Supergirl | 3×21 – Not Kansas

Demorou, mas aconteceu: Supergirl decepcionou bastante em um momento muito importante da temporada. Apesar do ótimo histórico da série, no que se refere a superar expectativas e manter uma média de qualidade alta, fomos surpreendidos com um enorme tropeço… E o fato de que isso aconteceu tão perto do final deixa tudo muito pior.

Essa terceira temporada foi diferente das outras no quesito tipo de história contada, especificamente a dos vilões. Até o momento, Supergirl apresentava apenas uma grande vilã, Reign, mas para balancear a falta de outras ameaças o roteiro teve uma abundância de histórias menores, arcos secundários criados para desenvolver outros personagens. Isso não é algo ruim, mas, de certa forma, é o motivo deste episódio ter sido decepcionante. A impressão que ficou é que tentaram investir em todas as histórias ao mesmo tempo, que queriam dar andamento ou concluir todos os arcos menores em um mesmo episódio. Com tanta coisa acontecendo tudo acabou sendo um pouco decepcionante, de modo que nem mesmo os bons momentos conseguiram salvar o resto.

Mas antes de comentar os bons momentos vamos dar uma olhada no que deu errado, começando direto pelo maior dos problemas: quem foi que achou que vencer a Reign daquela forma geraria no público qualquer sentimento além de raiva e decepção? Desde o começo a worldkiller se mostra como a inimiga mais poderosa que a Garota de Aço já teve e nos primeiros dois minutos ela desaparece. Lena consegue fazer um experimento nunca antes realizado em questão de segundos – como se fizesse aquilo todo dia -, Reign é derrubada pela dupla de heróis como se ela fosse qualquer um e no final tudo milagrosamente dá certo e a Sam volta para sua casa como se nada nunca tivesse acontecido. Ninguém pensou que aquilo era uma má ideia? Que talvez todo aquele efeito da Reign se desfazendo não fosse permanente? Além de extremamente anticlimático, esse início de episódio parecia mais um furo de roteiro do que algo que foi feito intencionalmente.

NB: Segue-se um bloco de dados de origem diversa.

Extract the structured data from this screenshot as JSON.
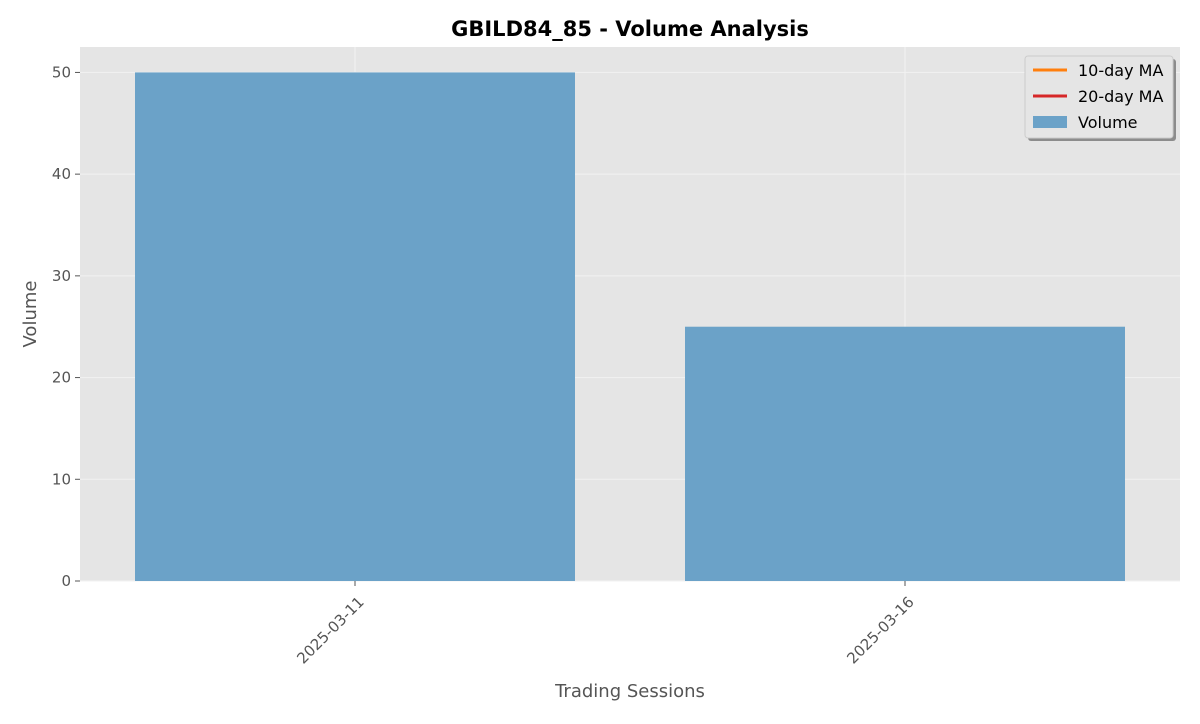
{
  "chart_data": {
    "type": "bar",
    "title": "GBILD84_85 - Volume Analysis",
    "xlabel": "Trading Sessions",
    "ylabel": "Volume",
    "categories": [
      "2025-03-11",
      "2025-03-16"
    ],
    "series": [
      {
        "name": "Volume",
        "values": [
          50,
          25
        ],
        "color": "#6ba2c8"
      }
    ],
    "ylim": [
      0,
      52.5
    ],
    "yticks": [
      0,
      10,
      20,
      30,
      40,
      50
    ],
    "grid": true,
    "legend_position": "top-right",
    "legend": [
      {
        "label": "10-day MA",
        "kind": "line",
        "color": "#ff7f0e"
      },
      {
        "label": "20-day MA",
        "kind": "line",
        "color": "#d62728"
      },
      {
        "label": "Volume",
        "kind": "patch",
        "color": "#6ba2c8"
      }
    ],
    "colors": {
      "plot_background": "#e5e5e5",
      "grid": "#f2f2f2",
      "axis_text": "#555555"
    }
  }
}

E, apesar de todas essas críticas, essa nem foi a parte mais decepcionante do episódio. Pode ter sido o maior problema narrativo, mas como todos já sabíamos que Reign ia voltar e que isso seria esquecido, existe outra parte do roteiro que merece críticas: a forma como a série resolveu tocar no assunto do controle de armas nos EUA. Supergirl tem um histórico extremamente positivo quando o assunto é lidar com temas polêmicos, seja por mostrar os dois lados da história ou por tomar uma posição contra diferentes formas de discriminação. A série é mais politizada do que muitas outras que retratam super-heróis e sempre deixou isso bem claro, mas dessa vez algo deu errado. O problema não foi o “lado” escolhido pela série no debate, mas a forma como tudo se desenrolou.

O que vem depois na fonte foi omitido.